Garlic Chicken Pasta Recipe

This is a quick and easy garlic chicken pasta recipe - use leftover cooked chicken from your roast to give you a second family meal.

You can use fresh chicken if you like - instructions at the bottom of the recipe.


Garlic Chicken Pasta

  • 1lb (500g) pasta, spaghetti or linguine
  • cooked chicken pieces - at least 4oz but more if you have it
  • 1 tablespoon olive oil
  • 2 cloves garlic peeled and crushed
  • 3 tablespoons cream, yoghurt or creme fraiche
  • large handful of basil - chopped
  • fresh ground black pepper
  • large handful of grated parmesan plus more to serve

Cook the pasta in a large pan according to the instructions on the pack.

Cook the garlic in the oil until soft - about 2 or 3 minutes.

Tear the chicken into very small pieces and add to the garlic. Fry for 1 or 2 minutes to heat through.

Drain the pasta and reserve some cooking water - about a cup.

Return the pasta to the large pan.

Tip in the cooked garlic and chicken mixture.

Stir in the cream, basil and parmesan.

Mix the whole together with wooden tongs or a spoon - if it looks a bit dry, then stir in some of the cooking water to make a creamy sauce that coats the pasta.
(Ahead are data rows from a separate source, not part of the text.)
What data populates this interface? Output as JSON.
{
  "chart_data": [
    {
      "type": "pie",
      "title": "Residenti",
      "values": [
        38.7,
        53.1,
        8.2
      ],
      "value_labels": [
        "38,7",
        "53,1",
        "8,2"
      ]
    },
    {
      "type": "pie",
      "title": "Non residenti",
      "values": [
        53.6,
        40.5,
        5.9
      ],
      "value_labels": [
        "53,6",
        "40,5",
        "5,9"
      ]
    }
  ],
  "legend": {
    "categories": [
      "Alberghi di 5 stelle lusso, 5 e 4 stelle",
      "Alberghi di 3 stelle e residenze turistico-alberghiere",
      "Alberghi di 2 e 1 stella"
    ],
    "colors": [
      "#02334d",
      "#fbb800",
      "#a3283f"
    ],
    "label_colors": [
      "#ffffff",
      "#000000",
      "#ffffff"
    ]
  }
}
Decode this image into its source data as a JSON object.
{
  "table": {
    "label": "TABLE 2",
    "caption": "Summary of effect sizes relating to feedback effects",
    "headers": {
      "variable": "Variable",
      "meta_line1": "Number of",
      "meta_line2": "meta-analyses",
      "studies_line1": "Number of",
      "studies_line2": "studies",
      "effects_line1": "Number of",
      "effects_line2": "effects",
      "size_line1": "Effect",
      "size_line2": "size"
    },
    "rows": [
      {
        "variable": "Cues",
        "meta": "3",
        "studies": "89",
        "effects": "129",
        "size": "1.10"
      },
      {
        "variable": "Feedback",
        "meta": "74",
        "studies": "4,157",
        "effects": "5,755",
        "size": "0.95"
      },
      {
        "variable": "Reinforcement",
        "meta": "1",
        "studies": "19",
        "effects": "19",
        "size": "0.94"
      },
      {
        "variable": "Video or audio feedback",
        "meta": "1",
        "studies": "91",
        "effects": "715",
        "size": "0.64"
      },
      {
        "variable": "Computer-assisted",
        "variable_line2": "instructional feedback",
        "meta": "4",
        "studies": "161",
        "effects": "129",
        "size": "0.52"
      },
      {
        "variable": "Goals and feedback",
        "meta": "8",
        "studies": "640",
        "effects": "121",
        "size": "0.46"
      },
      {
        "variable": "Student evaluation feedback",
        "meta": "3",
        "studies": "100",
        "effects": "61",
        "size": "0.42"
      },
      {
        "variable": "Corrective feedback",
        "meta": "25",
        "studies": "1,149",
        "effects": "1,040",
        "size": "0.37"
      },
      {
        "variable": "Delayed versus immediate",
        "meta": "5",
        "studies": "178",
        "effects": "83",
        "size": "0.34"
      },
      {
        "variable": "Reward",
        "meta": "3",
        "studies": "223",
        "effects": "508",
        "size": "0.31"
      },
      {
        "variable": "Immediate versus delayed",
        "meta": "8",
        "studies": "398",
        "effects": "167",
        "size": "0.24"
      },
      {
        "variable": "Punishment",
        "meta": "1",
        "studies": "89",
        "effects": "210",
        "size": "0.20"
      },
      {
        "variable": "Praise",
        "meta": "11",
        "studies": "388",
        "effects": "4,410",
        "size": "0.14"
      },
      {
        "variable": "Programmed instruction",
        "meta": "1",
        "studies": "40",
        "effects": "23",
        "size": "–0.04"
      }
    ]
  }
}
Just add a tablespoon or so at a time until you get the consistency you want.

Serve immediately into hot bowls with extra parmesan if you like.

If you want to use fresh chicken in this recipe, then one chicken breast would be enough - chop very small and cook for about 5 minutes with the garlic instead of just 1 or 2 minutes to warm through.